Relationships Between CIs
Relationships such as "runs on", "depends on", or "provided by" show how components connect and which services rely on which infrastructure.
Right Level of Detail
Capture enough detail to understand dependencies and risk, but not so much that the CMDB becomes impossible to maintain or use.
5. Thought Exercise: Identify CIs and Relationships
Imagine a simple online bookstore service.
It includes:
- A web front-end.
- An application server.
- A database.
- A payment service from an external provider.
- A shipping integration API.
Your task (mentally or on paper):
- List at least 5 CIs in this environment.
- For each CI, note one relationship to another CI using phrases like `depends on` or `runs on`.
- Decide which relationship would be most useful during an incident where payments are failing.
Reflect:
- Which CIs and relationships would you want to see first in the CMDB when the service desk receives many "payment failed" incidents?
- How would this configuration information help the incident manager or change authority decide what to do next?
6. Monitoring, Events, and Observability: Seeing Inside the Service
Monitoring Basics
Monitoring means continuously observing services and CIs using metrics, logs, and traces, such as CPU usage, response time, and error rates.
What Is an Event?
An event is any detectable occurrence that matters for management. It can be informational, a warning, or an exception indicating something is wrong.
Event Management
Event management is the practice of detecting events, interpreting them, and deciding which actions or workflows should be triggered.
Observability
Observability is designing systems so their internal state can be understood from outputs like metrics, logs, and traces. It depends on good design and CI data.
Link to Other Practices
Incident, problem, and change practices all rely on monitoring and events to detect issues, find root causes, and verify the impact of changes.
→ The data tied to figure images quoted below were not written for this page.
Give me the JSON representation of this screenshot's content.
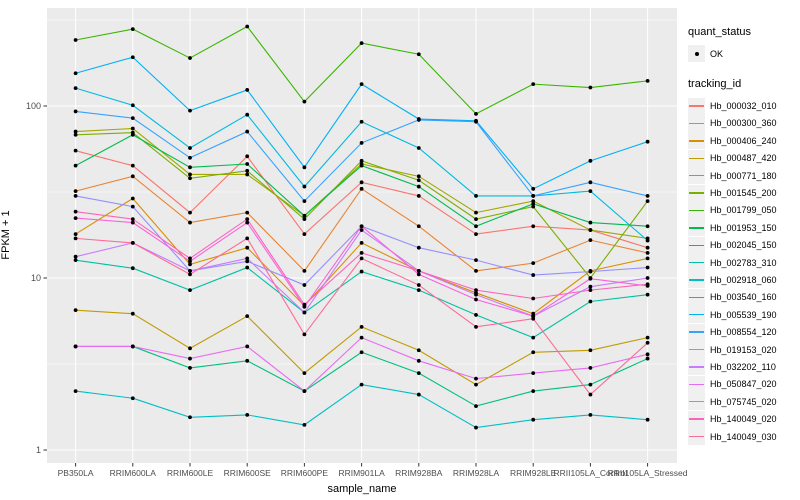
{
  "panel": {
    "bg_color": "#EBEBEB",
    "grid_color": "#FFFFFF",
    "axis_text_color": "#4D4D4D",
    "tick_color": "#333333",
    "point_color": "#000000"
  },
  "legend": {
    "quant_status_title": "quant_status",
    "quant_status_items": [
      {
        "label": "OK",
        "symbol": "black-point"
      }
    ],
    "tracking_title": "tracking_id"
  },
  "chart_data": {
    "type": "line",
    "title": "",
    "xlabel": "sample_name",
    "ylabel": "FPKM + 1",
    "y_scale": "log10",
    "y_ticks": [
      1,
      10,
      100
    ],
    "y_tick_labels": [
      "1",
      "10",
      "100"
    ],
    "y_minor_ticks": [
      3.162,
      31.62,
      316.2
    ],
    "ylim": [
      1,
      450
    ],
    "grid": true,
    "legend_position": "right",
    "categories": [
      "PB350LA",
      "RRIM600LA",
      "RRIM600LE",
      "RRIM600SE",
      "RRIM600PE",
      "RRIM901LA",
      "RRIM928BA",
      "RRIM928LA",
      "RRIM928LE",
      "RRII105LA_Control",
      "RRII105LA_Stressed"
    ],
    "series": [
      {
        "name": "Hb_000032_010",
        "color": "#F8766D",
        "values": [
          55,
          45,
          24,
          51,
          18,
          36,
          30,
          18,
          20,
          19,
          15
        ]
      },
      {
        "name": "Hb_000300_360",
        "color": "#EA8331",
        "values": [
          32,
          39,
          21,
          24,
          11,
          33,
          20,
          11,
          12.2,
          16.6,
          14
        ]
      },
      {
        "name": "Hb_000406_240",
        "color": "#D89000",
        "values": [
          18,
          29,
          12,
          15,
          6.9,
          16,
          11,
          8.2,
          6.2,
          11,
          13
        ]
      },
      {
        "name": "Hb_000487_420",
        "color": "#C09B00",
        "values": [
          6.5,
          6.2,
          3.9,
          6.0,
          2.8,
          5.2,
          3.8,
          2.4,
          3.7,
          3.8,
          4.5
        ]
      },
      {
        "name": "Hb_000771_180",
        "color": "#A3A500",
        "values": [
          71,
          74,
          40,
          40,
          23,
          46,
          39,
          24,
          28,
          19,
          17
        ]
      },
      {
        "name": "Hb_001545_200",
        "color": "#7CAE00",
        "values": [
          68,
          70,
          38,
          42,
          22,
          48,
          37,
          22,
          26,
          10,
          28
        ]
      },
      {
        "name": "Hb_001799_050",
        "color": "#39B600",
        "values": [
          242,
          280,
          190,
          290,
          106,
          232,
          200,
          90,
          134,
          128,
          140
        ]
      },
      {
        "name": "Hb_001953_150",
        "color": "#00BB4E",
        "values": [
          45,
          68,
          44,
          46,
          23,
          45,
          34,
          20,
          27,
          21,
          20
        ]
      },
      {
        "name": "Hb_002045_150",
        "color": "#00BF7D",
        "values": [
          4.0,
          4.0,
          3.0,
          3.3,
          2.2,
          3.7,
          2.8,
          1.8,
          2.2,
          2.4,
          3.4
        ]
      },
      {
        "name": "Hb_002783_310",
        "color": "#00C1A3",
        "values": [
          12.7,
          11.4,
          8.5,
          11.5,
          6.3,
          10.9,
          8.5,
          6.1,
          4.5,
          7.3,
          8.0
        ]
      },
      {
        "name": "Hb_002918_060",
        "color": "#00BFC4",
        "values": [
          2.2,
          2.0,
          1.55,
          1.6,
          1.4,
          2.4,
          2.1,
          1.35,
          1.5,
          1.6,
          1.5
        ]
      },
      {
        "name": "Hb_003540_160",
        "color": "#00BAE0",
        "values": [
          127,
          101,
          57,
          89,
          34,
          81,
          57,
          30,
          30,
          32,
          16.5
        ]
      },
      {
        "name": "Hb_005539_190",
        "color": "#00B0F6",
        "values": [
          155,
          192,
          94,
          124,
          44,
          134,
          84,
          82,
          33,
          48,
          62
        ]
      },
      {
        "name": "Hb_008554_120",
        "color": "#35A2FF",
        "values": [
          93,
          85,
          50,
          71,
          28,
          61,
          83,
          81,
          30,
          36,
          30
        ]
      },
      {
        "name": "Hb_019153_020",
        "color": "#9590FF",
        "values": [
          30,
          26,
          11,
          12.5,
          9.1,
          20,
          15,
          12.7,
          10.4,
          10.9,
          11.5
        ]
      },
      {
        "name": "Hb_032202_110",
        "color": "#C77CFF",
        "values": [
          13.3,
          16,
          11,
          13,
          6.3,
          19,
          11,
          8.0,
          6.0,
          8.9,
          10
        ]
      },
      {
        "name": "Hb_050847_020",
        "color": "#E76BF3",
        "values": [
          4.0,
          4.0,
          3.4,
          4.0,
          2.2,
          4.5,
          3.3,
          2.6,
          2.8,
          3.0,
          3.6
        ]
      },
      {
        "name": "Hb_075745_020",
        "color": "#FA62DB",
        "values": [
          22.3,
          21,
          12.5,
          21,
          6.8,
          20,
          10.5,
          7.5,
          6.0,
          9.9,
          9.0
        ]
      },
      {
        "name": "Hb_140049_020",
        "color": "#FF62BC",
        "values": [
          24.3,
          22,
          13,
          22,
          7.0,
          14,
          11,
          8.5,
          7.6,
          8.5,
          9.2
        ]
      },
      {
        "name": "Hb_140049_030",
        "color": "#FF6A98",
        "values": [
          17,
          16,
          10.5,
          17,
          4.7,
          13,
          9.1,
          5.2,
          5.8,
          2.1,
          4.2
        ]
      }
    ]
  }
}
7. Dependency Mapping and Impact Analysis
What Is Dependency Mapping?
Dependency mapping shows how CIs and services connect, often as diagrams from users to apps, APIs, databases, and infrastructure.
What Is Impact Analysis?
Impact analysis uses dependency information to assess the consequences of an event, incident, problem, or change on services and customers.
Database Failure Example
A failed database affects both the student portal and a reporting dashboard, but the portal has higher impact because students cannot register.
Use Across Practices
Change enablement, incident management, and continuity all rely on dependency maps and impact analysis to prioritize and decide actions.
8. Quiz: CIs and Impact
Test your understanding of configuration items and impact analysis.
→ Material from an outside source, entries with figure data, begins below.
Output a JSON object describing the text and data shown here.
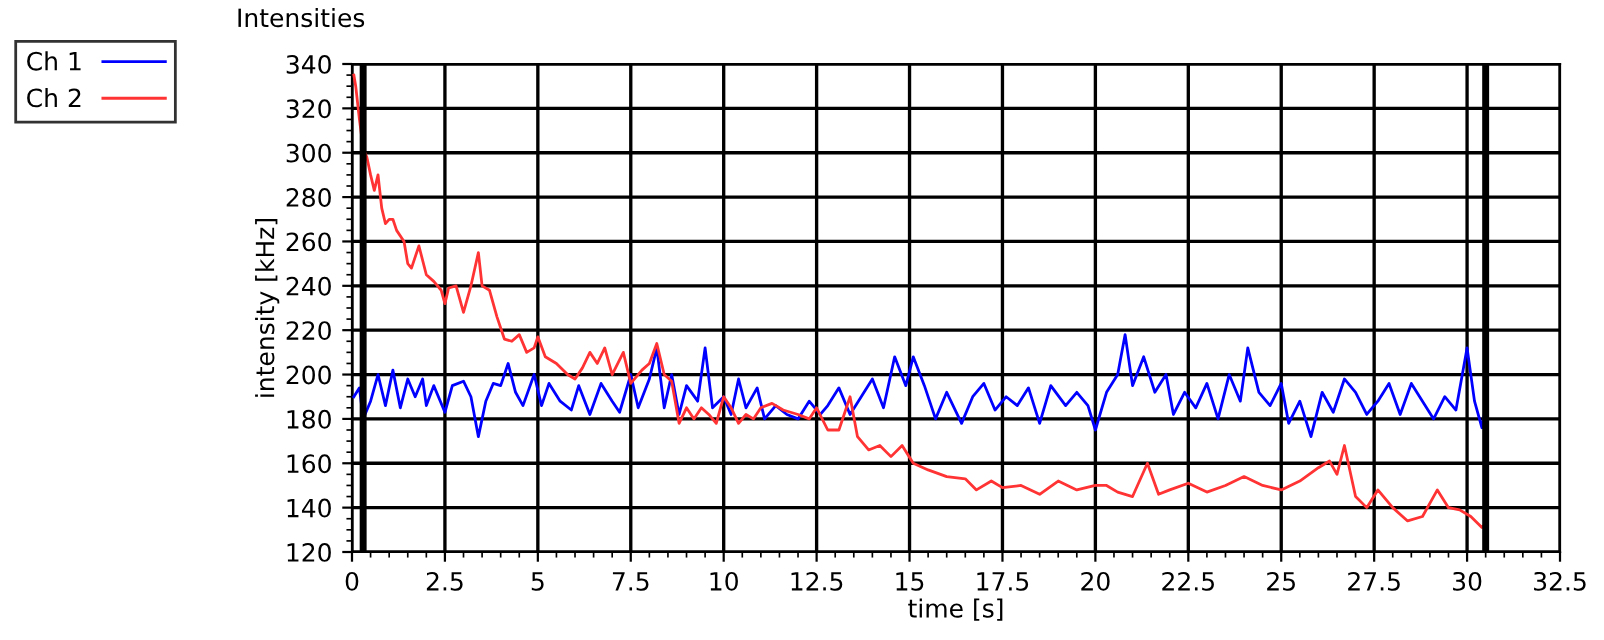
{
  "chart_data": {
    "type": "line",
    "title": "Intensities",
    "xlabel": "time [s]",
    "ylabel": "intensity [kHz]",
    "xlim": [
      0,
      32.5
    ],
    "xticks": [
      0,
      2.5,
      5,
      7.5,
      10,
      12.5,
      15,
      17.5,
      20,
      22.5,
      25,
      27.5,
      30,
      32.5
    ],
    "ylim": [
      120,
      340
    ],
    "yticks": [
      120,
      140,
      160,
      180,
      200,
      220,
      240,
      260,
      280,
      300,
      320,
      340
    ],
    "grid": true,
    "legend": "top left",
    "marker": "none",
    "line_style": "solid",
    "ref_lines": [
      {
        "axis": "x",
        "value": 0.3,
        "color": "#000000"
      },
      {
        "axis": "x",
        "value": 30.5,
        "color": "#000000"
      }
    ],
    "series": [
      {
        "name": "Ch 1",
        "color": "#0000ff",
        "x": [
          0.05,
          0.2,
          0.3,
          0.5,
          0.7,
          0.9,
          1.1,
          1.3,
          1.5,
          1.7,
          1.9,
          2.0,
          2.2,
          2.5,
          2.7,
          3.0,
          3.2,
          3.4,
          3.6,
          3.8,
          4.0,
          4.2,
          4.4,
          4.6,
          4.9,
          5.1,
          5.3,
          5.6,
          5.9,
          6.1,
          6.4,
          6.7,
          7.0,
          7.2,
          7.5,
          7.7,
          8.0,
          8.2,
          8.4,
          8.6,
          8.8,
          9.0,
          9.3,
          9.5,
          9.7,
          10.0,
          10.2,
          10.4,
          10.6,
          10.9,
          11.1,
          11.4,
          11.7,
          12.0,
          12.3,
          12.6,
          12.8,
          13.1,
          13.4,
          13.7,
          14.0,
          14.3,
          14.6,
          14.9,
          15.1,
          15.4,
          15.7,
          16.0,
          16.4,
          16.7,
          17.0,
          17.3,
          17.6,
          17.9,
          18.2,
          18.5,
          18.8,
          19.2,
          19.5,
          19.8,
          20.0,
          20.3,
          20.6,
          20.8,
          21.0,
          21.3,
          21.6,
          21.9,
          22.1,
          22.4,
          22.7,
          23.0,
          23.3,
          23.6,
          23.9,
          24.1,
          24.4,
          24.7,
          25.0,
          25.2,
          25.5,
          25.8,
          26.1,
          26.4,
          26.7,
          27.0,
          27.3,
          27.6,
          27.9,
          28.2,
          28.5,
          28.8,
          29.1,
          29.4,
          29.7,
          30.0,
          30.2,
          30.4,
          30.5
        ],
        "values": [
          190,
          194,
          180,
          188,
          200,
          186,
          202,
          185,
          198,
          190,
          198,
          186,
          195,
          183,
          195,
          197,
          190,
          172,
          188,
          196,
          195,
          205,
          192,
          186,
          200,
          186,
          196,
          188,
          184,
          195,
          182,
          196,
          188,
          183,
          200,
          185,
          198,
          212,
          185,
          200,
          182,
          195,
          188,
          212,
          185,
          190,
          182,
          198,
          185,
          194,
          180,
          186,
          182,
          180,
          188,
          182,
          186,
          194,
          182,
          190,
          198,
          185,
          208,
          195,
          208,
          195,
          180,
          192,
          178,
          190,
          196,
          184,
          190,
          186,
          194,
          178,
          195,
          186,
          192,
          186,
          175,
          192,
          200,
          218,
          195,
          208,
          192,
          200,
          182,
          192,
          185,
          196,
          180,
          200,
          188,
          212,
          192,
          186,
          196,
          178,
          188,
          172,
          192,
          183,
          198,
          192,
          182,
          188,
          196,
          182,
          196,
          188,
          180,
          190,
          184,
          212,
          188,
          176,
          186
        ]
      },
      {
        "name": "Ch 2",
        "color": "#ff3333",
        "x": [
          0.05,
          0.1,
          0.2,
          0.3,
          0.4,
          0.5,
          0.6,
          0.7,
          0.8,
          0.9,
          1.0,
          1.1,
          1.2,
          1.4,
          1.5,
          1.6,
          1.8,
          2.0,
          2.2,
          2.4,
          2.5,
          2.6,
          2.8,
          3.0,
          3.2,
          3.4,
          3.5,
          3.7,
          3.9,
          4.1,
          4.3,
          4.5,
          4.7,
          4.9,
          5.0,
          5.2,
          5.5,
          5.8,
          6.0,
          6.2,
          6.4,
          6.6,
          6.8,
          7.0,
          7.3,
          7.5,
          7.8,
          8.0,
          8.2,
          8.4,
          8.6,
          8.8,
          9.0,
          9.2,
          9.4,
          9.6,
          9.8,
          10.0,
          10.2,
          10.4,
          10.6,
          10.8,
          11.0,
          11.3,
          11.6,
          12.0,
          12.3,
          12.5,
          12.8,
          13.1,
          13.4,
          13.6,
          13.9,
          14.2,
          14.5,
          14.8,
          15.1,
          15.5,
          16.0,
          16.5,
          16.8,
          17.2,
          17.5,
          18.0,
          18.5,
          19.0,
          19.5,
          20.0,
          20.3,
          20.6,
          21.0,
          21.4,
          21.7,
          22.0,
          22.5,
          23.0,
          23.5,
          24.0,
          24.5,
          25.0,
          25.5,
          26.0,
          26.3,
          26.5,
          26.7,
          27.0,
          27.3,
          27.6,
          28.0,
          28.4,
          28.8,
          29.2,
          29.5,
          29.8,
          30.1,
          30.4,
          30.5
        ],
        "values": [
          335,
          330,
          315,
          302,
          298,
          290,
          283,
          290,
          275,
          268,
          270,
          270,
          265,
          260,
          250,
          248,
          258,
          245,
          242,
          238,
          232,
          239,
          240,
          228,
          240,
          255,
          240,
          238,
          226,
          216,
          215,
          218,
          210,
          212,
          217,
          208,
          205,
          200,
          198,
          203,
          210,
          205,
          212,
          200,
          210,
          196,
          202,
          205,
          214,
          200,
          197,
          178,
          185,
          180,
          185,
          182,
          178,
          190,
          185,
          178,
          182,
          180,
          185,
          187,
          184,
          182,
          180,
          185,
          175,
          175,
          190,
          172,
          166,
          168,
          163,
          168,
          160,
          157,
          154,
          153,
          148,
          152,
          149,
          150,
          146,
          152,
          148,
          150,
          150,
          147,
          145,
          160,
          146,
          148,
          151,
          147,
          150,
          154,
          150,
          148,
          152,
          158,
          161,
          155,
          168,
          145,
          140,
          148,
          140,
          134,
          136,
          148,
          140,
          139,
          136,
          131,
          133
        ]
      }
    ]
  }
}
A team wants to know which business services will be affected if a particular database server is taken down for maintenance. Which ITIL 5 concept are they mainly using?
- Event categorization
- Dependency mapping and impact analysis
- Service level monitoring
- Request fulfillment
Show Answer
Answer: B) Dependency mapping and impact analysis
They are using dependency mapping and impact analysis: looking at CI relationships to see which services depend on the database and what the impact will be.
9. Quiz: Monitoring and Events
Check your understanding of monitoring, events, and observability.
Which is the BEST example of observability-oriented design for a new payment microservice?
- Documenting the user interface text in three languages
- Configuring detailed metrics, logs, and traces that show transaction paths and errors
- Ensuring the microservice uses the latest programming language version
- Limiting access to the source code repository
Show Answer
Answer: B) Configuring detailed metrics, logs, and traces that show transaction paths and errors
Observability is about being able to understand internal behavior from external outputs. Detailed metrics, logs, and traces directly support this.
10. Flashcards: Key Terms Review
Review the core terms from this module. Try to define each term before flipping the card.
- Service design (in ITIL 5)
- A set of activities focused on designing services and their supporting practices, processes, and components so they deliver value reliably, including utility, warranty, monitoring, support, and change-readiness.
- Configuration Item (CI)
- Any component that needs to be managed to deliver a service, such as hardware, software, documentation, SLAs, or supplier contracts.
- Service configuration management
- The practice of ensuring that accurate and reliable information about CIs and their relationships is available when and where it is needed.
- Monitoring
- Continuous observation of services and CIs using metrics, logs, and other data to detect conditions that may require attention.
- Event
- Any detectable occurrence with significance for service or CI management, often classified as informational, warning, or exception.
- Event management
- The practice of detecting events, making sense of them, and determining the appropriate control actions or workflows.
- Observability
- The degree to which the internal state of a system can be understood from its external outputs (metrics, logs, traces), usually achieved by intentional design.
- Dependency mapping
- Identifying and documenting how CIs relate to each other and to services, often visualized as a map or diagram.
- Impact analysis
- Assessing the potential or actual consequences of an event, incident, problem, or change on services, users, and the organization.
Key Terms
- Event
- A detectable occurrence that has significance for the management of a service or CI.
- Monitoring
- Continuous observation of services and CIs using metrics, logs, and other data.
- Observability
- The ability to understand a system’s internal state from its external outputs, typically via metrics, logs, and traces.
- Service design
- Activities focused on designing services and their supporting elements so they deliver value reliably, including utility, warranty, monitoring, and support.
- Impact analysis
- The assessment of the potential or actual effects of an event, incident, problem, or change on services and stakeholders.
- Event management
- The practice of detecting events, interpreting them, and deciding what response, if any, is required.
- Dependency mapping
- The process of identifying and documenting how CIs and services depend on and relate to each other.
- Configuration Item (CI)
- Any component that must be managed to deliver a service, such as hardware, software, documentation, SLAs, or supplier contracts.
- Service configuration management
- ITIL practice that ensures accurate, reliable information about CIs and their relationships is available when needed.
- CMDB (Configuration Management Database)
- A database used to store configuration records throughout their lifecycle and the relationships between them.